El camino a la riqueza de Faroni III. El avión perteneció originalmente a una empresa vinculada al Grupo América de Daniel Vila y luego pasó a estar bajo la esfera de influencia de Faroni. En enero de 2026, se reveló que éste intentó vender la aeronave en Estados Unidos a través del broker internacional Jetcraft. Según se conoce, la instrucción era realizar la venta «en secreto» —es decir, sin publicarla en portales abiertos— para evitar el escrutinio sobre este bien que fue capitalizado con dólares subsidiados por el Estado y que ahora se pretendía liquidar a valor de mercado internacional en dólares «billete». Lo insólito, es que hay una investigación abierta por el fiscal Marijuan que parece haber quedado en el olvido. Esa investigación —digamos— es parte de una causa más amplia, iniciada por el fiscal Guillermo Marijuán y el juez Ariel Lijo, que investiga la compra de 289 aeronaves entre 2020 y 2023 bajo este esquema de dólar oficial, y en donde el caso de Faroni es uno de los más emblemáticos.
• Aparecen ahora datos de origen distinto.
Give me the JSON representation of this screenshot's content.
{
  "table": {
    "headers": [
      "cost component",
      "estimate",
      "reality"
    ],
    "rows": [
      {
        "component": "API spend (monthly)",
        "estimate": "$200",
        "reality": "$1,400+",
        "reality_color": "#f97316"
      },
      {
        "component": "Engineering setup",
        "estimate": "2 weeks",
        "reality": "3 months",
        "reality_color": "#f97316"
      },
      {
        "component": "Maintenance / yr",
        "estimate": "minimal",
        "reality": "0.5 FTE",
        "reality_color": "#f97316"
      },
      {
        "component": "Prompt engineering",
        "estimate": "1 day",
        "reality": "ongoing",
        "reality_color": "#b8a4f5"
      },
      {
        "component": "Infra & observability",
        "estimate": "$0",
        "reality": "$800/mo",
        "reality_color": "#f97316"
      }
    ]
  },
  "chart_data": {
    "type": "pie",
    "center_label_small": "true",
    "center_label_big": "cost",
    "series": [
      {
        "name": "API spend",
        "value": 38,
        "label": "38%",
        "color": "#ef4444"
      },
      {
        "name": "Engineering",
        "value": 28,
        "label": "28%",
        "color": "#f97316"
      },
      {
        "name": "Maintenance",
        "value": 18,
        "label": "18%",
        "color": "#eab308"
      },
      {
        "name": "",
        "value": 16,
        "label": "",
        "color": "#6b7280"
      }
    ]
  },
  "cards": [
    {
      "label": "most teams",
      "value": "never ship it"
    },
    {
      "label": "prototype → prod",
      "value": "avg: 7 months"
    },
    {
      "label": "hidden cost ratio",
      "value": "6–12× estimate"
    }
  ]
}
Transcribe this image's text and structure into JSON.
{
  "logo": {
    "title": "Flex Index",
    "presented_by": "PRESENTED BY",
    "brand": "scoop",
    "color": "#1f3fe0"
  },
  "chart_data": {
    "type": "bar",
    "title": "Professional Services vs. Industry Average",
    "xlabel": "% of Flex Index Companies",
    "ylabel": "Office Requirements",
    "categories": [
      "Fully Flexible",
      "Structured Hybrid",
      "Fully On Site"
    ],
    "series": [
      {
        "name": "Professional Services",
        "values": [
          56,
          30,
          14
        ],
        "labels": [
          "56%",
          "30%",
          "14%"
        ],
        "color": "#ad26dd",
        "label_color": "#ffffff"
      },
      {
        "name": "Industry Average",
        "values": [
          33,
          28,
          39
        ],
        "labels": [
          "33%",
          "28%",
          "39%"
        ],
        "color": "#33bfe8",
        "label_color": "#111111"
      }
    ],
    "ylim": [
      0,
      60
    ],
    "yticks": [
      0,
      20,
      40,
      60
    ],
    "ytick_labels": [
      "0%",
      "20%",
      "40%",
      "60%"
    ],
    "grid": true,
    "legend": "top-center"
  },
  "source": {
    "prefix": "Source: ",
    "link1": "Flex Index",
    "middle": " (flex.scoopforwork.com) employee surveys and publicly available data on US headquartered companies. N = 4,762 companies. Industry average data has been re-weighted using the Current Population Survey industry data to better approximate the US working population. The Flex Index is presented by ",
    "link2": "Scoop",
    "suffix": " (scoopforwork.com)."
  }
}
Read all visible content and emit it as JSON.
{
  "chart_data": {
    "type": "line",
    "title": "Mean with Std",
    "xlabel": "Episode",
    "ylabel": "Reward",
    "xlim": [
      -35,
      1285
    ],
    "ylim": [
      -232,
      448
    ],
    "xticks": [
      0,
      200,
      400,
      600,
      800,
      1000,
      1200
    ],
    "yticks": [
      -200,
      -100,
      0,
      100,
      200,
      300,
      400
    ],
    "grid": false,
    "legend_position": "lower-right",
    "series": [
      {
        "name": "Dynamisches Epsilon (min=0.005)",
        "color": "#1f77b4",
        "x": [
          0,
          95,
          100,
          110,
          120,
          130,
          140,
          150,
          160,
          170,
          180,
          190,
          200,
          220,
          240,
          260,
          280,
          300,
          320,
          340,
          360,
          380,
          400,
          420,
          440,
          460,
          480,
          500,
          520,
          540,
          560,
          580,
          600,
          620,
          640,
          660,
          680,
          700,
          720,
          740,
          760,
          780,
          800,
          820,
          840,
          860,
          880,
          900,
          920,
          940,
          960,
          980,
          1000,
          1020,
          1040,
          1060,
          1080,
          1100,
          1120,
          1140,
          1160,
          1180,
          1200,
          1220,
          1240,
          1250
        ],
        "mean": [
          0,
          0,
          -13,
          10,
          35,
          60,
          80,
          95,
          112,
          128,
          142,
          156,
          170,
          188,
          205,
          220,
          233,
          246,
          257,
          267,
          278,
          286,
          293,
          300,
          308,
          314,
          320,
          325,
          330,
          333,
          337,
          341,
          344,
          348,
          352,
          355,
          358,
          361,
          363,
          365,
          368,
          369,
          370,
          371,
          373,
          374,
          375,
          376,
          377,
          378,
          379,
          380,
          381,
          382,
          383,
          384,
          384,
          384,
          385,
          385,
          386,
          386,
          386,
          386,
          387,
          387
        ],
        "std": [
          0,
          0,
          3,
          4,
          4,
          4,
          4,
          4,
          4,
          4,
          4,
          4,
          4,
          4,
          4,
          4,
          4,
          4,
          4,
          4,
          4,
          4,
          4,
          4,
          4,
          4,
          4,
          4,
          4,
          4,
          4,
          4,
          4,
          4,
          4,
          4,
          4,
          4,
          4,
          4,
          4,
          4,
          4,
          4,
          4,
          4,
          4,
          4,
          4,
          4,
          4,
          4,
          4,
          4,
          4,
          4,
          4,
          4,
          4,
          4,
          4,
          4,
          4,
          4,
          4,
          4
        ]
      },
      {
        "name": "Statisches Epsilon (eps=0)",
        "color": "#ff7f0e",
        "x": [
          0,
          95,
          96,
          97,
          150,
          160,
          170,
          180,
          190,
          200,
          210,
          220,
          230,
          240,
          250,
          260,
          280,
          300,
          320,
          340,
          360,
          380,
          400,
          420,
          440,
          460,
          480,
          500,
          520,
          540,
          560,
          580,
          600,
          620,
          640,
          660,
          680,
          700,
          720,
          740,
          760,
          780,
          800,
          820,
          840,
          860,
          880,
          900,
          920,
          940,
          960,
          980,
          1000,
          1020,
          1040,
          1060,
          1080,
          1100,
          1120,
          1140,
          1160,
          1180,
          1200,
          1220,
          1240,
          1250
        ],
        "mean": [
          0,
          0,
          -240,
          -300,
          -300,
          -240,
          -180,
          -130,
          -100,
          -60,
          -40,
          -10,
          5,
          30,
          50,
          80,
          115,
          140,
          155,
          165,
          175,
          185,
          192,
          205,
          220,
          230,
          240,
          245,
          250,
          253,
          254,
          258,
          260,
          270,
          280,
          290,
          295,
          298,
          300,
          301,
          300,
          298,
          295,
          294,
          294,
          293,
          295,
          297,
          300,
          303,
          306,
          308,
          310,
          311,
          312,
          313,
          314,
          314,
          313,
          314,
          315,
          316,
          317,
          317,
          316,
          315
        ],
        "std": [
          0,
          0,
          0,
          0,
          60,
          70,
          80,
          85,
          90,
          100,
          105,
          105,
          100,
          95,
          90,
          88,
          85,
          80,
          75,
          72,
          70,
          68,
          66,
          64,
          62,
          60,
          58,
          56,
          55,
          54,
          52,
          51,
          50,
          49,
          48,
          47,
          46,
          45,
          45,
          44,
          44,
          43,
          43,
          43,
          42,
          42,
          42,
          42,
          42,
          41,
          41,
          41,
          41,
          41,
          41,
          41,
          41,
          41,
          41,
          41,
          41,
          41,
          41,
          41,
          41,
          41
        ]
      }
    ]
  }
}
De distraídos y necesidades. Finalmente, se firmaron los decretos para dar comienzo a las obras de reparación de techos en la Escuela de Educación Primaria Nº3 de Faro Norte. La movida del vecinalista Federico Blanco, y su palabra en el aire en la FM 99.9, precipitó la firma y sacó de la modorra a los funcionarios. Una buena, aunque con fórceps.
De inseguridad. Hartos, por cierto, pero no podemos escapar a los hechos: Alicia, vecina del macrocentro de la ciudad, contó en la FM 99.9 que «habían estado rompiendo la reja antes. Y entraron de una patada, rompieron todo el picaporte», indicó. Además, reveló que ya la venían vigilando: «Unos 20 días antes vi una cara en la ventana. Me estaban observando». Obvio, son predadores. Nos miran, nos vigilan. Tal como dice Alicia, «Estamos muy vulnerables. Es una ciudad tan hermosa, pero estamos muy vulnerables». Agrega: «No puede ser que vivamos enrejados, poniendo alarmas y que igual entren. No sabemos qué más hacer». Finalizó: «La gente está dominada por la delincuencia». Y sí, es así.
Obvio que hay más. La inseguridad golpea brutalmente nuestro día a día. Nadie le reclama a Kicillof o a su cientista social, egresado de FLACSO, por esta atroz situación que nos embarga y nos quita calidad de vida.
Felicitaciones. Luego de arduas gestiones, finalmente la cúpula del Club Once Unidos firmó un contrato de locación por 15 años, con opción a compra, del inmueble sito en Tejedor y Florisbelo Acosta. Su idea es desarrollar allí una unidad académica con los tres niveles: inicial, primario y secundario. Ya presentaron la carpeta de apertura de establecimiento, avanzando en la realización de un sueño que se propusieron como objetivo y que empezaron a trabajar para cumplirlo. Chappeau.